Transtek Medical
- Native name: 乐心医疗
- Company type: Public
- Traded as: SZSE: 300562
- Founded: 2002
- Founder: Weichao Pan
- Headquarters: Zhongshan
- Products: scales, BP monitors, wearable devices
- Website: transtekmed.com

= Transtek Medical =

Chinese electronics manufacturer

Transtek Medical (乐心医疗; ; simply as Transtek), commonly known as Lifesense, fully referred to as Guangdong Transtek Medical Electronics Co., Ltd., is a Chinese wearable device maker that also focuses on the field of mobile health. The company was founded by Weichao Pan in 2002, with its main products being home medical and health electronics, such as scales, smart bracelets and blood pressure monitors.

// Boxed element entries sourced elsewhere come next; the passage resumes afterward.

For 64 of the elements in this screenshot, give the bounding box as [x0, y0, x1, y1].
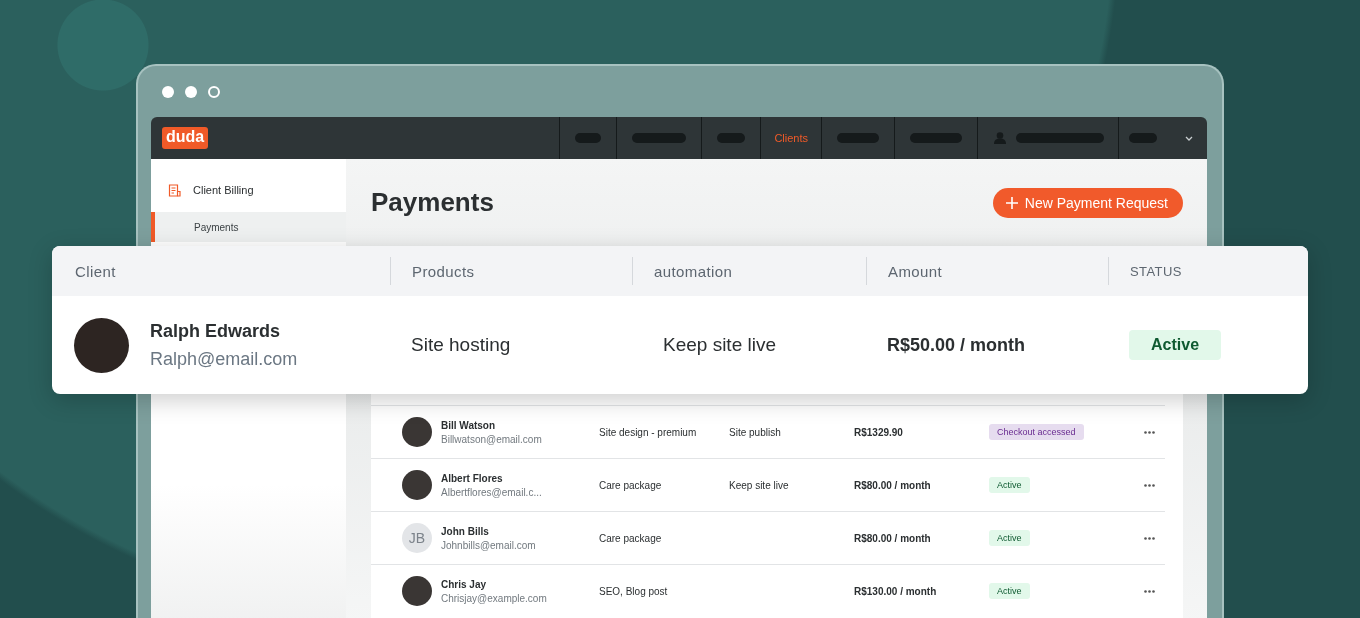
avatar-initials: JB: [402, 523, 432, 553]
client-name: Albert Flores: [441, 472, 504, 484]
status-badge: Active: [989, 530, 1030, 546]
avatar-photo-placeholder: [402, 417, 432, 447]
automation-cell: Keep site live: [729, 479, 789, 491]
amount-cell: R$80.00 / month: [854, 479, 931, 491]
sidebar-item[interactable]: Payments: [151, 212, 346, 242]
nav-placeholder-bar[interactable]: [717, 133, 746, 143]
client-email: Billwatson@email.com: [441, 433, 542, 445]
amount-cell: R$50.00 / month: [887, 334, 1026, 355]
nav-placeholder-bar[interactable]: [1129, 133, 1157, 143]
avatar-photo-placeholder: [402, 470, 432, 500]
ellipsis-icon: [1144, 589, 1155, 593]
nav-placeholder-bar[interactable]: [632, 133, 687, 143]
nav-link[interactable]: Clients: [774, 132, 808, 144]
page-title: Payments: [371, 187, 494, 218]
avatar-photo-placeholder: [402, 576, 432, 606]
status-badge: Checkout accessed: [989, 424, 1084, 440]
product-cell: Site hosting: [411, 334, 511, 355]
amount-cell: R$80.00 / month: [854, 532, 931, 544]
chevron-down-icon[interactable]: [1185, 135, 1193, 141]
receipt-icon: [168, 183, 181, 197]
more-options-button[interactable]: [1144, 430, 1155, 434]
status-badge: Active: [1129, 330, 1222, 360]
client-name: Chris Jay: [441, 578, 488, 590]
automation-cell: Site publish: [729, 426, 781, 438]
client-name: Bill Watson: [441, 419, 497, 431]
more-options-button[interactable]: [1144, 536, 1155, 540]
more-options-button[interactable]: [1144, 589, 1155, 593]
user-icon: [994, 132, 1006, 144]
product-cell: Care package: [599, 479, 662, 491]
automation-cell: Keep site live: [663, 334, 776, 355]
ellipsis-icon: [1144, 536, 1155, 540]
status-badge: Active: [989, 477, 1030, 493]
new-payment-request-button[interactable]: New Payment Request: [992, 187, 1183, 218]
amount-cell: R$1329.90: [854, 426, 903, 438]
client-email: Ralph@email.com: [150, 348, 298, 370]
status-badge: Active: [989, 583, 1030, 599]
column-header: STATUS: [1130, 263, 1182, 279]
product-cell: Site design - premium: [599, 426, 697, 438]
product-cell: SEO, Blog post: [599, 585, 668, 597]
nav-placeholder-bar[interactable]: [837, 133, 879, 143]
sidebar-section[interactable]: Client Billing: [151, 175, 346, 205]
product-cell: Care package: [599, 532, 662, 544]
window-controls-icon[interactable]: [162, 85, 220, 98]
client-email: Johnbills@email.com: [441, 539, 536, 551]
client-name: Ralph Edwards: [150, 320, 282, 342]
client-email: Chrisjay@example.com: [441, 592, 547, 604]
account-placeholder-bar[interactable]: [1016, 133, 1104, 143]
client-email: Albertflores@email.c...: [441, 486, 542, 498]
column-header: automation: [654, 262, 733, 280]
ellipsis-icon: [1144, 483, 1155, 487]
more-options-button[interactable]: [1144, 483, 1155, 487]
column-header: Products: [412, 262, 475, 280]
column-header: Amount: [888, 262, 943, 280]
client-name: John Bills: [441, 525, 490, 537]
ellipsis-icon: [1144, 430, 1155, 434]
avatar-photo-placeholder: [74, 317, 129, 373]
nav-placeholder-bar[interactable]: [910, 133, 962, 143]
amount-cell: R$130.00 / month: [854, 585, 937, 597]
column-header: Client: [75, 262, 116, 280]
plus-icon: [1005, 196, 1018, 209]
nav-placeholder-bar[interactable]: [575, 133, 602, 143]
logo[interactable]: duda: [162, 127, 209, 149]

According to IDC, the company shipped one million units of wearables in the second quarter of 2016, ranking fifth in the global wearable devices market, coming in behind Fitbit, Apple and Garmin. Transtek's IPO application was approved by the CSRC in October 2016. On November 16, it landed on the Shenzhen Stock Exchange with the ticker symbol "300562.SZ".

== History ==
In 2014, Transtek released a health tracking device called "Mambo". It became one of the top five wearable producers worldwide in Q2 2016. In October, the company rolled out the Lifesense Band 2, featuring the collection of heart rate data.

Transtek was listed on the SZSE in November 2016, with Great Wall Securities as its lead underwriter. On October 10, 2017, it signed a cooperation agreement with US-based Cooper Aerobics.

In December 2017, Transtek set up a medical industry fund. In 2019, the company launched its own brand of smart sports watches. Its blood pressure monitors got the 510(k) clearance from the FDA in March 2021.